Mit "Gegen die Wand" gewinnt Fatih Akin den Goldenen Bären, den Deutschen und den Europäischen Filmpreis. Und plötzlich reißt sich die Medienmaschine um den Filmemacher. Ständig wird er in Talk Shows zu allen möglichen Problemen des Zusammenlebens zwischen verschiedenen Kulturen befragt und gern als Aushängeschild für geglückte Integration in Deutschland präsentiert.

Genrewechsel: Ein Dokumentarfilm

Um dem Erfolgsdruck aus dem Weg zu gehen, dreht Akin nach "Gegen die Wand" einen Dokumentarfilm. "Crossing the Bridge", so der Titel, widmet sich der Musikszene in Istanbul. Dazu schickt Akin 2004 den Bassisten der Band "Einstürzende Neubauten" Alexander Hacke auf eine Entdeckungsreise durch die türkische Metropole.

Filmteam (Foto: dpa)

Eine Familie: Das Team von "Crossing the Bridge"

Mit Klaus Maeck, der früher Manager der Band "Einstürzende Neubauten" war, gründet Akin im selben Jahr eine eigene Produktionsfirma, die "Corazón International". Fortan tobt sich Fatih Akin nicht nur als Regisseur, Drehbuchautor und Nebendarsteller aus, sondern auch als Produzent. So entstehen unter dem Dach von Corazón neben "Crossing the Bridge" Filme wie "Chiko", "Takva – Gottesfurcht" oder auch Akins vorletztes Werk "Auf der anderen Seite".

Ähnlichkeit mit Rainer Werner Fassbinder

In gewisser Weise erinnert Fatih Akin ein wenig an Rainer Werner Fassbinder. Auch Fatih Akin hat ein ganzes Ensemble um sich herum versammelt. Allerdings ist die Atmosphäre familiärer und mit Abhängigkeiten wird wenig gespielt.

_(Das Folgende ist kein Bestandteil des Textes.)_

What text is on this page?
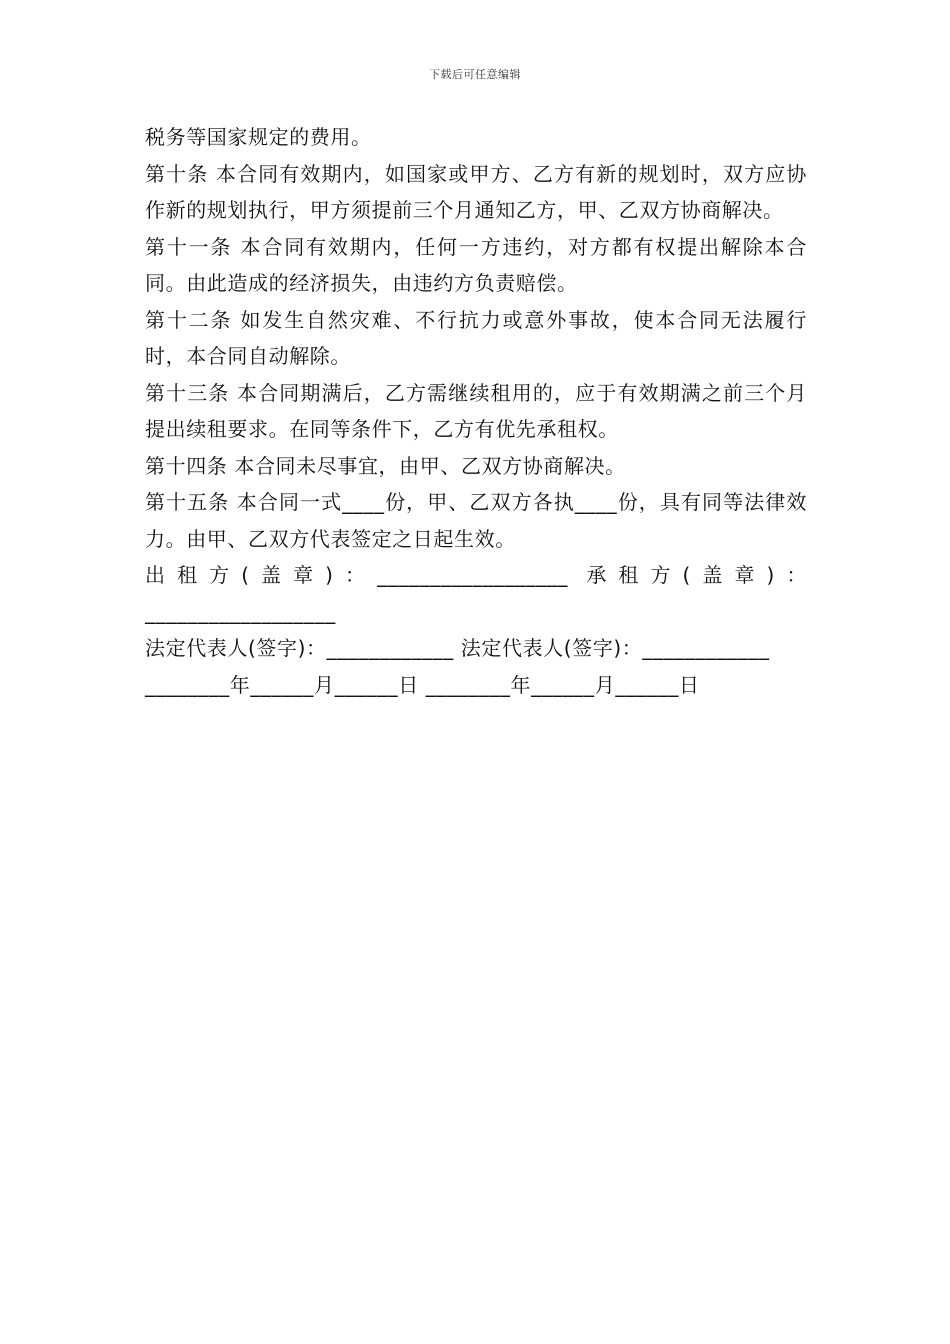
下载后可任意编辑

税务等国家规定的费用。

第十条 本合同有效期内，如国家或甲方、乙方有新的规划时，双方应协作新的规划执行，甲方须提前三个月通知乙方，甲、乙双方协商解决。

第十一条 本合同有效期内，任何一方违约，对方都有权提出解除本合同。由此造成的经济损失，由违约方负责赔偿。

第十二条 如发生自然灾难、不行抗力或意外事故，使本合同无法履行时，本合同自动解除。

第十三条 本合同期满后，乙方需继续租用的，应于有效期满之前三个月提出续租要求。在同等条件下，乙方有优先承租权。

第十四条 本合同未尽事宜，由甲、乙双方协商解决。

第十五条 本合同一式____份，甲、乙双方各执____份，具有同等法律效力。由甲、乙双方代表签定之日起生效。

出租方(盖章)：__________________ 承租方(盖章)：__________________

法定代表人(签字)：____________ 法定代表人(签字)：____________

________年______月______日 ________年______月______日
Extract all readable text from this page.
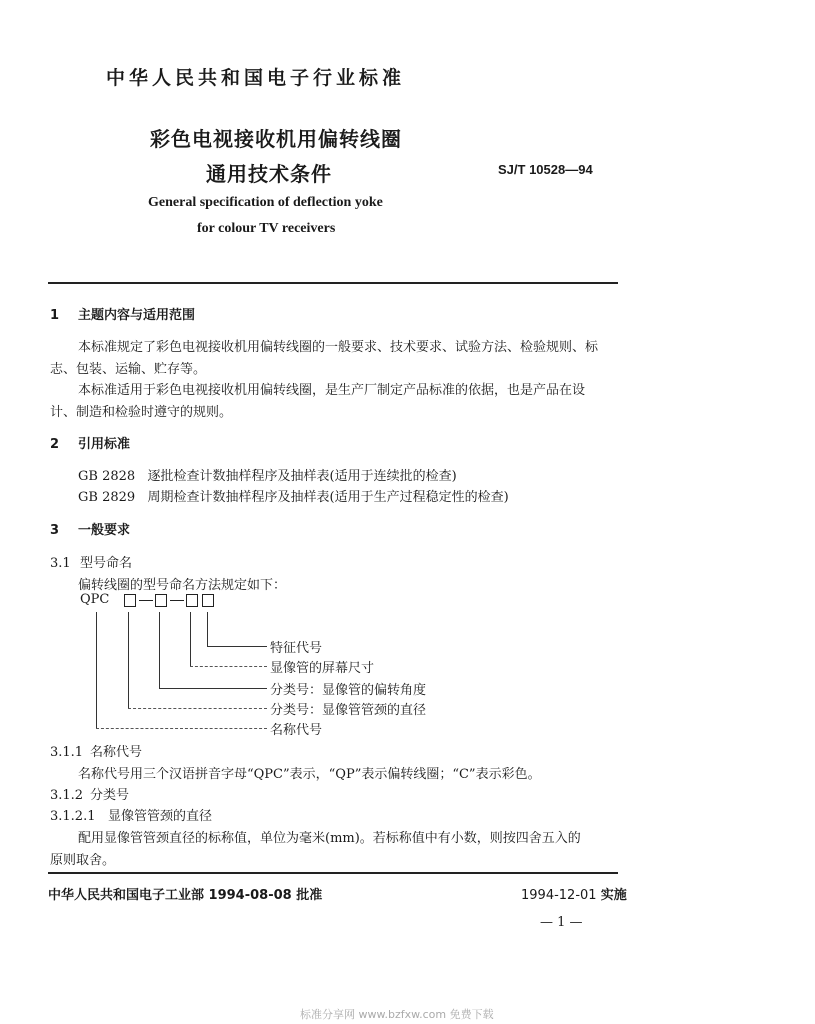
中华人民共和国电子行业标准
彩色电视接收机用偏转线圈
通用技术条件	SJ/T 10528—94
General specification of deflection yoke
for colour TV receivers
1 主题内容与适用范围
本标准规定了彩色电视接收机用偏转线圈的一般要求、技术要求、试验方法、检验规则、标
志、包装、运输、贮存等。
本标准适用于彩色电视接收机用偏转线圈，是生产厂制定产品标准的依据，也是产品在设
计、制造和检验时遵守的规则。
2 引用标准
GB 2828   逐批检查计数抽样程序及抽样表(适用于连续批的检查)
GB 2829   周期检查计数抽样程序及抽样表(适用于生产过程稳定性的检查)
3 一般要求
3.1 型号命名
偏转线圈的型号命名方法规定如下：
QPC
特征代号
显像管的屏幕尺寸
分类号：显像管的偏转角度
分类号：显像管管颈的直径
名称代号
3.1.1 名称代号
名称代号用三个汉语拼音字母“QPC”表示，“QP”表示偏转线圈；“C”表示彩色。
3.1.2 分类号
3.1.2.1 显像管管颈的直径
配用显像管管颈直径的标称值，单位为毫米(mm)。若标称值中有小数，则按四舍五入的
原则取舍。
中华人民共和国电子工业部 1994-08-08 批准	1994-12-01 实施
— 1 —
标准分享网 www.bzfxw.com 免费下载
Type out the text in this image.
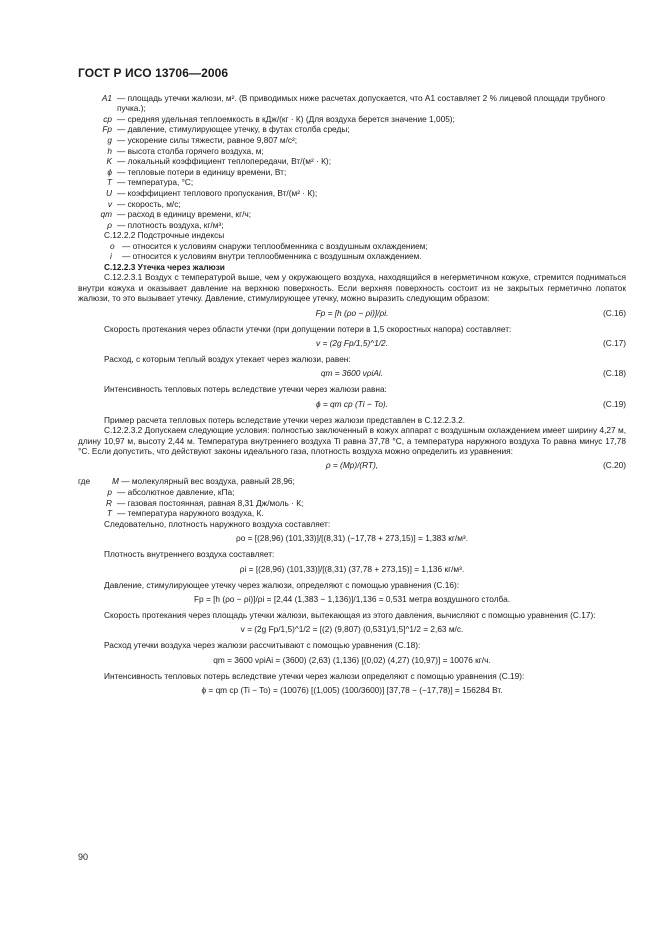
ГОСТ Р ИСО 13706—2006
A1 — площадь утечки жалюзи, м². (В приводимых ниже расчетах допускается, что A1 составляет 2 % лицевой площади трубного пучка.);
cp — средняя удельная теплоемкость в кДж/(кг · К) (Для воздуха берется значение 1,005);
Fp — давление, стимулирующее утечку, в футах столба среды;
g — ускорение силы тяжести, равное 9,807 м/с²;
h — высота столба горячего воздуха, м;
K — локальный коэффициент теплопередачи, Вт/(м² · К);
ϕ — тепловые потери в единицу времени, Вт;
T — температура, °С;
U — коэффициент теплового пропускания, Вт/(м² · К);
v — скорость, м/с;
qm — расход в единицу времени, кг/ч;
ρ — плотность воздуха, кг/м³;

С.12.2.2 Подстрочные индексы

o — относится к условиям снаружи теплообменника с воздушным охлаждением;
i — относится к условиям внутри теплообменника с воздушным охлаждением.

С.12.2.3 Утечка через жалюзи

С.12.2.3.1 Воздух с температурой выше, чем у окружающего воздуха, находящийся в негерметичном кожухе, стремится подниматься внутри кожуха и оказывает давление на верхнюю поверхность. Если верхняя поверхность состоит из не закрытых герметично лопаток жалюзи, то это вызывает утечку. Давление, стимулирующее утечку, можно выразить следующим образом:

Fp = [h (ρo − ρi)]/ρi.	(С.16)

Скорость протекания через области утечки (при допущении потери в 1,5 скоростных напора) составляет:

v = (2g Fp/1,5)^1/2.	(С.17)

Расход, с которым теплый воздух утекает через жалюзи, равен:

qm = 3600 vρiAi.	(С.18)

Интенсивность тепловых потерь вследствие утечки через жалюзи равна:

ϕ = qm cp (Ti − To).	(С.19)

Пример расчета тепловых потерь вследствие утечки через жалюзи представлен в С.12.2.3.2.

С.12.2.3.2 Допускаем следующие условия: полностью заключенный в кожух аппарат с воздушным охлаждением имеет ширину 4,27 м, длину 10,97 м, высоту 2,44 м. Температура внутреннего воздуха Ti равна 37,78 °С, а температура наружного воздуха To равна минус 17,78 °С. Если допустить, что действуют законы идеального газа, плотность воздуха можно определить из уравнения:

ρ = (Mp)/(RT),	(С.20)
где	M — молекулярный вес воздуха, равный 28,96;
p — абсолютное давление, кПа;
R — газовая постоянная, равная 8,31 Дж/моль · К;
T — температура наружного воздуха, К.

Следовательно, плотность наружного воздуха составляет:

ρo = [(28,96) (101,33)]/[(8,31) (−17,78 + 273,15)] = 1,383 кг/м³.

Плотность внутреннего воздуха составляет:

ρi = [(28,96) (101,33)]/[(8,31) (37,78 + 273,15)] = 1,136 кг/м³.

Давление, стимулирующее утечку через жалюзи, определяют с помощью уравнения (С.16):

Fp = [h (ρo − ρi)]/ρi = [2,44 (1,383 − 1,136)]/1,136 = 0,531 метра воздушного столба.

Скорость протекания через площадь утечки жалюзи, вытекающая из этого давления, вычисляют с помощью уравнения (С.17):

v = (2g Fp/1,5)^1/2 = [(2) (9,807) (0,531)/1,5]^1/2 = 2,63 м/с.

Расход утечки воздуха через жалюзи рассчитывают с помощью уравнения (С.18):

qm = 3600 vρiAi = (3600) (2,63) (1,136) [(0,02) (4,27) (10,97)] = 10076 кг/ч.

Интенсивность тепловых потерь вследствие утечки через жалюзи определяют с помощью уравнения (С.19):

ϕ = qm cp (Ti − To) = (10076) [(1,005) (100/3600)] [37,78 − (−17,78)] = 156284 Вт.
90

Mit dem Kameramann Rainer Klausmann, dem Cutter Andrew Bird und dem Produzenten Klaus Maeck bildet Fatih Akin hinter der Kamera ein vertrautes Arbeitsgespann. Und seine Frau Monique, eine Deutsch-Mexikanerin, kümmert sich regelmäßig um die Besetzung.

Für seine Verdienste um Integration und Identitätsbildung in Europa wurde Fatih Akin 2008 mit der Karlsmedaille für europäische Medien ausgezeichnet. Und vor kurzem hat er aus Protest gegen das Schweizer Bauverbot für Minarette die Teilnahme an der Premiere seines neuen Films in der Schweiz abgesagt. In einem offenen Brief an die Schweizer Presse schreibt er: "Dieser Volksentscheid widerspricht meinem Verständnis von Humanismus, Toleranz und dem Glauben daran, dass ein harmonisches Miteinander von Menschen unterschiedlicher Herkunft, Rasse und Religion möglich sein muss."